Tuesday, October 5, 2010

Right time to diversify says grower

Declining land values make crops other than grapes more commercially viable and could prompt a move away from the region's vineyard monoculture, says a Marlborough horticulturist and horticultural real estate agent.

Paeony grower Richard Harvey said it was not viable to plant many crops other than grapes during the boom years of high land prices and high returns on grapes.

However, as land prices and returns on grapes fell, it was becoming feasible to return to more traditional Marlborough crops such as apples, cherries, and apricots and expand into new products, such as hazelnuts, which grow well in the region's climate.

"The best thing I can say about land prices returning to a more realistic value is that we will be able to see more flexibility in our local economy and not just a huge area in grapes," he said.

Some of his real estate clients seeking a rural section did not want grapes on site, he said.

"I've sold a couple of smaller blocks where we influenced the people [the vendors] to pull out the grapes and return them to just grass, so someone could come in and do whatever they wanted to do."

The infrastructure on grape-producing land, including irrigation systems, would save costs for buyers if they wanted to grow other crops, he said.

The demand for small sections between five hectares and 15ha with grapes growing was low, especially if vendors did not have a contract with wineries, he said.

Banks now "don't want to know" about small blocks of grapes, he said.

Marlborough's grape industry could be compared to the kiwifruit industry, he said.

"It [kiwifruit] became the latest thing to grow and you saw the industry grow about 30 per cent each year, but what happened was the production exceeded the infrastructure and the demand," he said.

The passing in of 23ha Gravitas vineyard at $2 million at a liquidation auction two weeks ago was symptomatic of the market, in that people were taking a wait-and-see approach.

He believed the receivers would be expecting a reserve price just over $2m for the property which was valued at $3.6m in 2008.
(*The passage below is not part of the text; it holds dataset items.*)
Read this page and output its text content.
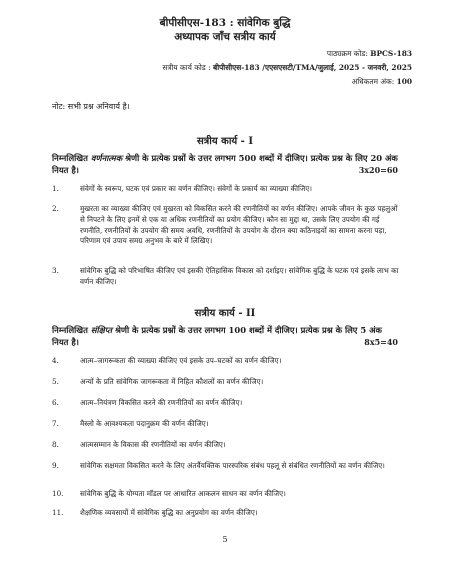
बीपीसीएस-183 : सांवेगिक बुद्धि
अध्यापक जाँच सत्रीय कार्य
पाठ्यक्रम कोड: BPCS-183
सत्रीय कार्य कोड : बीपीसीएस-183 /एएसएसटी/TMA/जुलाई, 2025 - जनवरी, 2025
अधिकतम अंक: 100
नोट: सभी प्रश्न अनिवार्य है।
सत्रीय कार्य - I
निम्नलिखित वर्णनात्मक श्रेणी के प्रत्येक प्रश्नों के उत्तर लगभग 500 शब्दों में दीजिए। प्रत्येक प्रश्न के लिए 20 अंक नियत है।	3x20=60
1.	संवेगों के स्वरूप, घटक एवं प्रकार का वर्णन कीजिए। संवेगों के प्रकार्य का व्याख्या कीजिए।
2.	मुखरता का व्याख्या कीजिए एवं मुखरता को विकसित करने की रणनीतियों का वर्णन कीजिए। आपके जीवन के कुछ पहलुओं से निपटने के लिए इनमें से एक या अधिक रणनीतियों का प्रयोग कीजिए। कौन सा मुद्दा था, उसके लिए उपयोग की गई रणनीति, रणनीतियों के उपयोग की समय अवधि, रणनीतियों के उपयोग के दौरान क्या कठिनाइयों का सामना करना पड़ा, परिणाम एवं उपाय समग्र अनुभव के बारे में लिखिए।
3.	सांवेगिक बुद्धि को परिभाषित कीजिए एवं इसकी ऐतिहासिक विकास को दर्शाइए। सांवेगिक बुद्धि के घटक एवं इसके लाभ का वर्णन कीजिए।
सत्रीय कार्य - II
निम्नलिखित संक्षिप्त श्रेणी के प्रत्येक प्रश्नों के उत्तर लगभग 100 शब्दों में दीजिए। प्रत्येक प्रश्न के लिए 5 अंक नियत है।	8x5=40
4.	आत्म–जागरूकता की व्याख्या कीजिए एवं इसके उप–घटकों का वर्णन कीजिए।
5.	अन्यों के प्रति सांवेगिक जागरूकता में निहित कौशलों का वर्णन कीजिए।
6.	आत्म–नियंत्रण विकसित करने की रणनीतियों का वर्णन कीजिए।
7.	मैस्लो के आवश्यकता पदानुक्रम की वर्णन कीजिए।
8.	आत्मसम्मान के विकास की रणनीतियों का वर्णन कीजिए।
9.	सांवेगिक सक्षमता विकसित करने के लिए अंतर्वैयक्तिक पारस्परिक संबंध पहलू से संबंधित रणनीतियों का वर्णन कीजिए।
10.	सांवेगिक बुद्धि के योग्यता मॉडल पर आधारित आकलन साधन का वर्णन कीजिए।
11.	शैक्षणिक व्यवसायों में सांवेगिक बुद्धि का अनुप्रयोग का वर्णन कीजिए।
5
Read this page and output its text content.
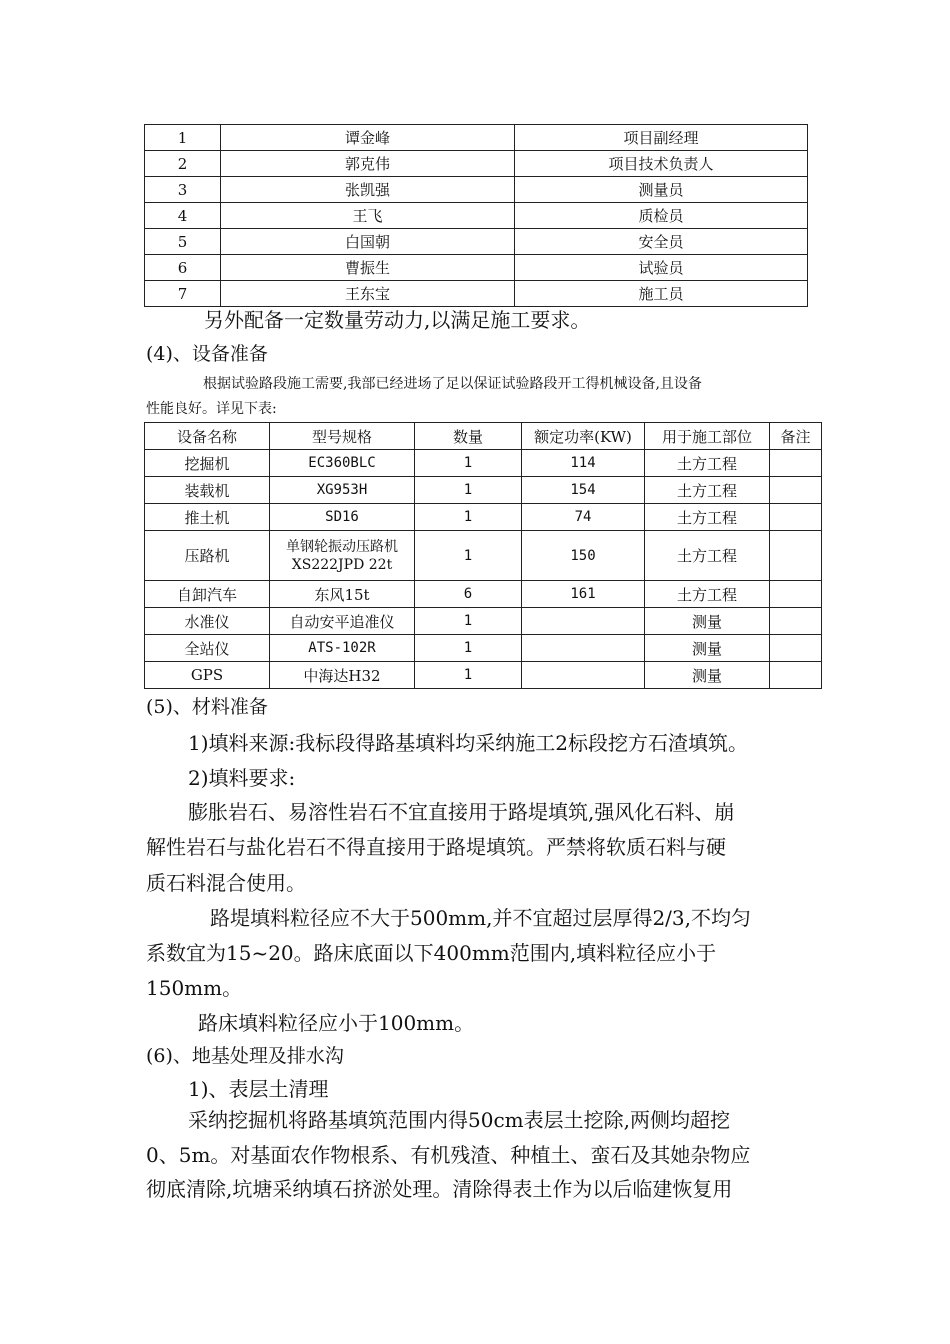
1	谭金峰	项目副经理
2	郭克伟	项目技术负责人
3	张凯强	测量员
4	王飞	质检员
5	白国朝	安全员
6	曹振生	试验员
7	王东宝	施工员
另外配备一定数量劳动力,以满足施工要求。
(4)、设备准备
根据试验路段施工需要,我部已经进场了足以保证试验路段开工得机械设备,且设备
性能良好。详见下表:
设备名称	型号规格	数量	额定功率(KW)	用于施工部位	备注
挖掘机	EC360BLC	1	114	土方工程	
装载机	XG953H	1	154	土方工程	
推土机	SD16	1	74	土方工程	
压路机	单钢轮振动压路机XS222JPD 22t	1	150	土方工程	
自卸汽车	东风15t	6	161	土方工程	
水准仪	自动安平追准仪	1		测量	
全站仪	ATS-102R	1		测量	
GPS	中海达H32	1		测量	
(5)、材料准备
1)填料来源:我标段得路基填料均采纳施工2标段挖方石渣填筑。
2)填料要求:
膨胀岩石、易溶性岩石不宜直接用于路堤填筑,强风化石料、崩
解性岩石与盐化岩石不得直接用于路堤填筑。严禁将软质石料与硬
质石料混合使用。
路堤填料粒径应不大于500mm,并不宜超过层厚得2/3,不均匀
系数宜为15~20。路床底面以下400mm范围内,填料粒径应小于
150mm。
路床填料粒径应小于100mm。
(6)、地基处理及排水沟
1)、表层土清理
采纳挖掘机将路基填筑范围内得50cm表层土挖除,两侧均超挖
0、5m。对基面农作物根系、有机残渣、种植土、蛮石及其她杂物应
彻底清除,坑塘采纳填石挤淤处理。清除得表土作为以后临建恢复用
New Zealand Winegrowers chairman Stuart Smith said crop diversity in Marlborough would be a positive thing, but it would be up to individual landowners to decide what they planted.

The wine industry had seen more investment and grapes planted than was sustainable, he said.

Primac Horticulture owner Murray Neal, who grows apricots, nectarines and peaches, said a variety of crops had always done well in Marlborough.

High land values upset the economics of growing anything besides grapes, but there was no doubt that was changing.

"The trouble is that it's the individual's decision as to what they want to plant," he said.

"You've got to want to grow the crop you're growing, if there's no passion, then the economics are never going to work."

HOW TIMES CHANGE: The average price for grapes a tonne in 2009 was $1629, but this year it was $1292. A hectare of grape-producing land in Marlborough cost about $70,000 in 2000, $155,900 in 2003, and peaked at about $255,600 in 2007, but is estimated to be about $150,000 now, depending on where the land is in the province and the quality of the conditions for grape production.